Why it works: Alice always removes elements that would hurt the sum most if Bob flips them. Bob always flips the largest remaining elements to minimize the sum. Sorting ensures we can efficiently access the largest elements in both steps. This greedy strategy produces the optimal result because the problem is linear with respect to the sum, and each element acts independently once ordered.
Python Solution
import sys
input = sys.stdin.readline
def main():
t = int(input())
for _ in range(t):
n, k, x = map(int, input().split())
a = list(map(int, input().split()))
a.sort()
# Alice removes k largest
if k > 0:
a = a[:n - k]
# Bob flips x largest remaining
if x > 0:
a[-x:] = [-v for v in a[-x:]]
print(sum(a))
if __name__ == "__main__":
main()
The solution sorts the array so we can efficiently identify the largest elements for removal and flipping. We slice the array to remove Alice's elements and flip the last x elements for Bob. Python's negative slicing handles cases where x or k exceeds array size safely.
Worked Examples
Example 1
Input: 1 1 1 with array [1].
| Step | Array state | Sum |
|---|---|---|
| Initial | [1] | 1 |
| Alice removes 1 element | [] | 0 |
| Bob flips 0 elements | [] | 0 |
Final sum: 0.
Example 2
Input: 4 1 1 with array [3, 1, 2, 4].
| Step | Array state | Sum |
|---|---|---|
| Initial | [1, 2, 3, 4] | 10 |
| Alice removes 1 largest | [1, 2, 3] | 6 |
| Bob flips 1 largest | [1, 2, -3] | 0 |
Final sum: 0.
These traces confirm the algorithm correctly handles removal and flipping of largest elements to produce the optimal sum.
Complexity Analysis
| Measure | Complexity | Explanation |
|---|---|---|
| Time | O(n log n) | Sorting dominates per test case; slicing and summing are O(n) |
| Space | O(n) | Storing the array |
The constraints limit the sum of all $n$ to $2 \cdot 10^5$. Our O(n log n) solution fits comfortably within 1 second and 256 MB memory.
Test Cases
import sys, io
def run(inp: str) -> str:
sys.stdin = io.StringIO(inp)
out = io.StringIO()
sys.stdout = out
main()
return out.getvalue().strip()
# Provided samples
assert run("8\n1 1 1\n1\n4 1 1\n3 1 2 4\n6 6 3\n1 4 3 2 5 6\n6 6 1\n3 7 3 3 32 15\n8 5 3\n5 5 3 3 3 2 9 9\n10 6 4\n1 8 2 9 3 3 4 5 3 200\n2 2 1\n4 3\n2 1 2\n1 3") == "0\n2\n0\n3\n-5\n-9\n0\n-1"
# Custom cases
assert run("1\n3 3 1\n10 20 30") == "0", "Alice removes everything"
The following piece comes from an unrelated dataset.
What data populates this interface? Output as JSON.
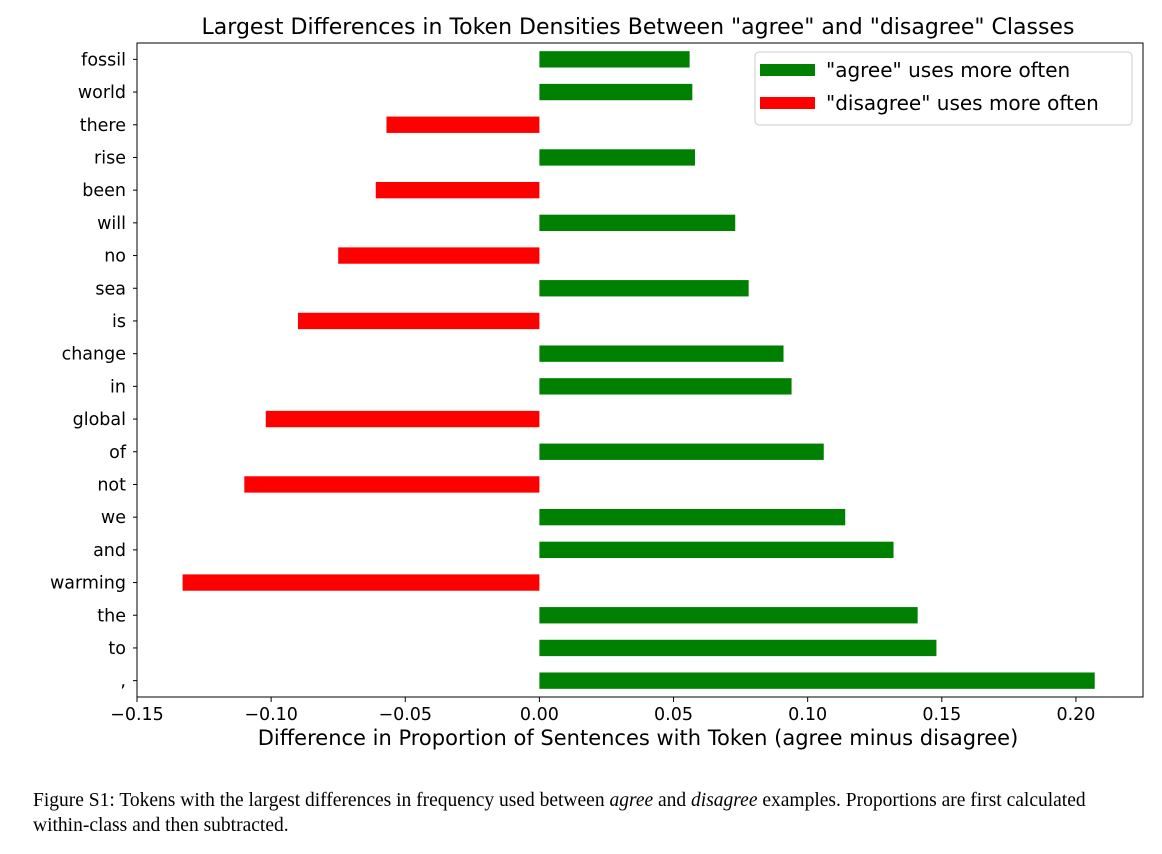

assert run("1\n3 1 5\n1 2 3") == "-4", "Bob flips more than remaining elements"
assert run("1\n5 0 2\n5 5 5 5 5") == -10, "Alice does nothing, Bob flips largest"
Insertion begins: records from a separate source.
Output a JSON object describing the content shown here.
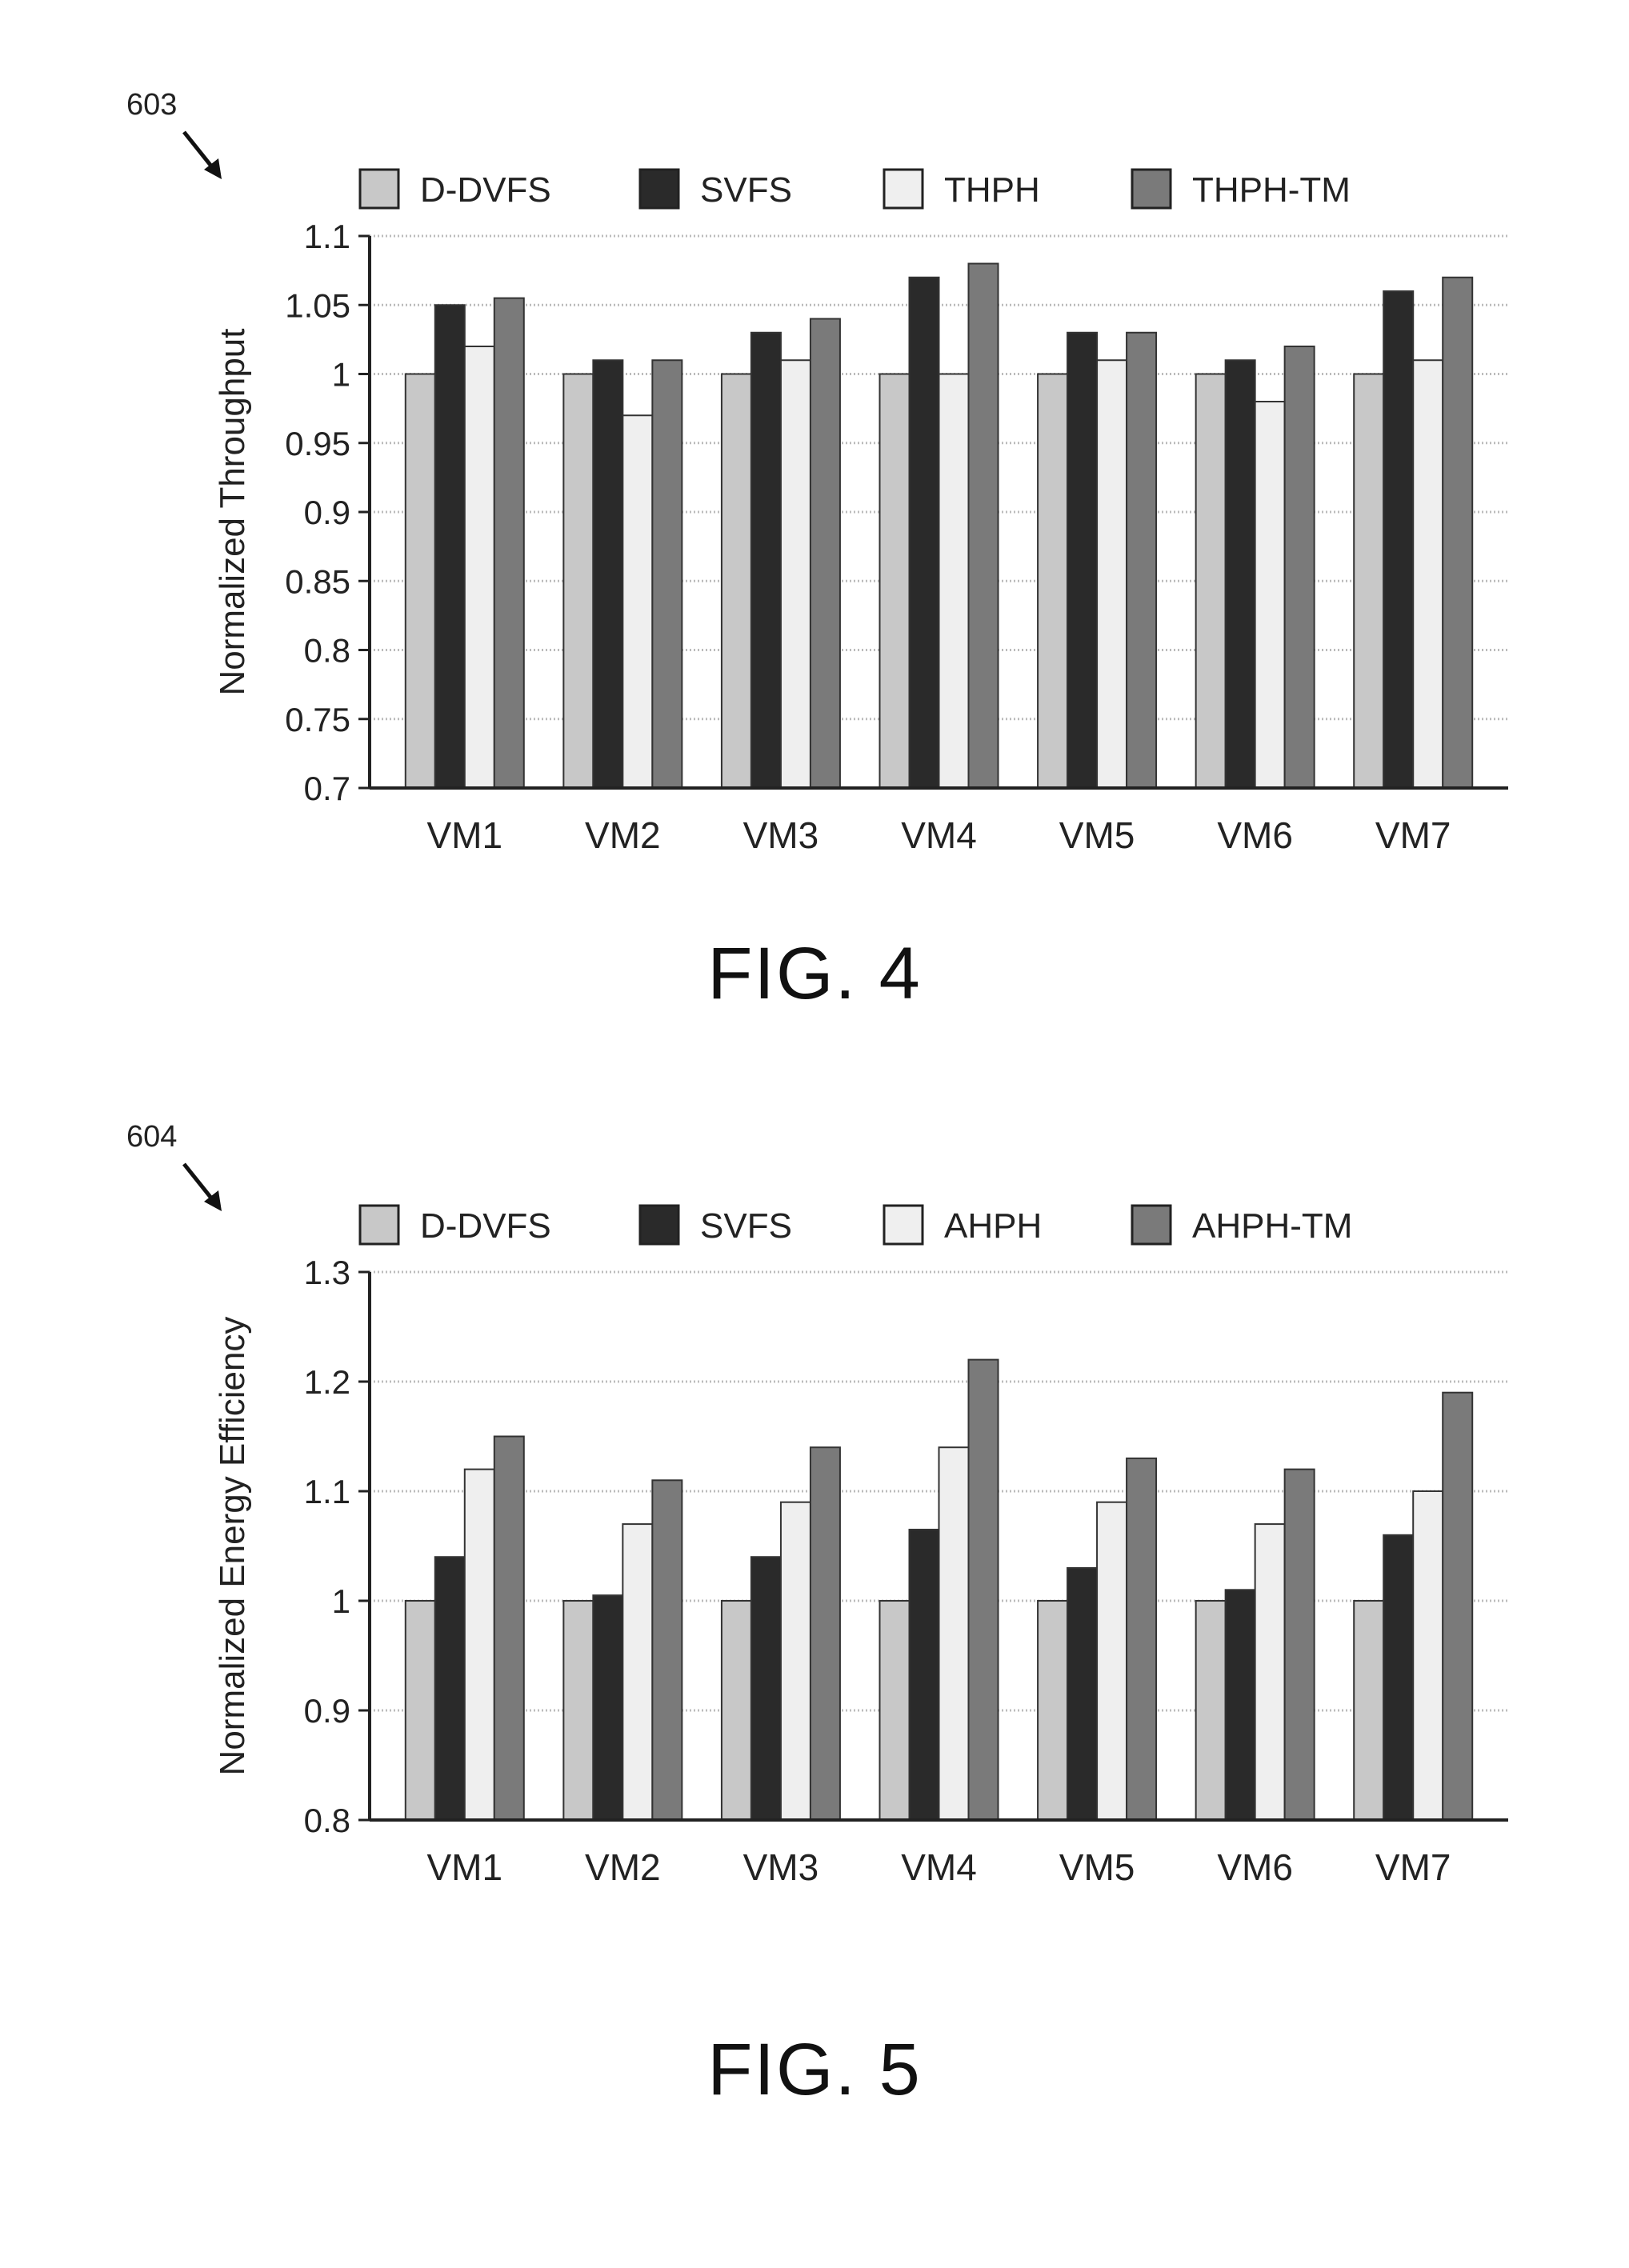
{
  "colors": {
    "series1": "#c8c8c8",
    "series2": "#2a2a2a",
    "series3": "#efefef",
    "series4": "#7a7a7a",
    "axis": "#222222",
    "grid": "#bcbcbc"
  },
  "figures": [
    {
      "ref_number": "603",
      "caption": "FIG. 4"
    },
    {
      "ref_number": "604",
      "caption": "FIG. 5"
    }
  ],
  "chart_data": [
    {
      "type": "bar",
      "title": "",
      "xlabel": "",
      "ylabel": "Normalized Throughput",
      "categories": [
        "VM1",
        "VM2",
        "VM3",
        "VM4",
        "VM5",
        "VM6",
        "VM7"
      ],
      "ylim": [
        0.7,
        1.1
      ],
      "yticks": [
        0.7,
        0.75,
        0.8,
        0.85,
        0.9,
        0.95,
        1,
        1.05,
        1.1
      ],
      "ytick_labels": [
        "0.7",
        "0.75",
        "0.8",
        "0.85",
        "0.9",
        "0.95",
        "1",
        "1.05",
        "1.1"
      ],
      "grid": true,
      "legend_position": "top",
      "series": [
        {
          "name": "D-DVFS",
          "values": [
            1.0,
            1.0,
            1.0,
            1.0,
            1.0,
            1.0,
            1.0
          ]
        },
        {
          "name": "SVFS",
          "values": [
            1.05,
            1.01,
            1.03,
            1.07,
            1.03,
            1.01,
            1.06
          ]
        },
        {
          "name": "THPH",
          "values": [
            1.02,
            0.97,
            1.01,
            1.0,
            1.01,
            0.98,
            1.01
          ]
        },
        {
          "name": "THPH-TM",
          "values": [
            1.055,
            1.01,
            1.04,
            1.08,
            1.03,
            1.02,
            1.07
          ]
        }
      ]
    },
    {
      "type": "bar",
      "title": "",
      "xlabel": "",
      "ylabel": "Normalized Energy Efficiency",
      "categories": [
        "VM1",
        "VM2",
        "VM3",
        "VM4",
        "VM5",
        "VM6",
        "VM7"
      ],
      "ylim": [
        0.8,
        1.3
      ],
      "yticks": [
        0.8,
        0.9,
        1,
        1.1,
        1.2,
        1.3
      ],
      "ytick_labels": [
        "0.8",
        "0.9",
        "1",
        "1.1",
        "1.2",
        "1.3"
      ],
      "grid": true,
      "legend_position": "top",
      "series": [
        {
          "name": "D-DVFS",
          "values": [
            1.0,
            1.0,
            1.0,
            1.0,
            1.0,
            1.0,
            1.0
          ]
        },
        {
          "name": "SVFS",
          "values": [
            1.04,
            1.005,
            1.04,
            1.065,
            1.03,
            1.01,
            1.06
          ]
        },
        {
          "name": "AHPH",
          "values": [
            1.12,
            1.07,
            1.09,
            1.14,
            1.09,
            1.07,
            1.1
          ]
        },
        {
          "name": "AHPH-TM",
          "values": [
            1.15,
            1.11,
            1.14,
            1.22,
            1.13,
            1.12,
            1.19
          ]
        }
      ]
    }
  ]
}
assert run("1\n1 1 1\n1000") == "0", "Single element removed"
| Test input | Expected output | What it validates |
|---|---|---|
| 3 3 1, array [10,20,30] | 0 | Alice removes all |
| 3 1 5, array [1,2,3] | -4 | Bob flips more than remaining |
| 5 0 2, array [5,5,5,5,5] | -10 | Bob flips largest when Alice does nothing |
| 1 1 1, array [1000] | 0 | Single element edge case |
Edge Cases
The algorithm handles single-element arrays correctly by allowing Alice to remove it, resulting in a sum of 0. When Bob's flip count exceeds the number of remaining elements, the slice operation in Python safely flips all remaining elements without error. Arrays with repeated elements or maximum-size elements are also handled correctly because the operations depend solely on sorting and selecting extremal elements. This confirms the solution works across all edge conditions specified by the problem.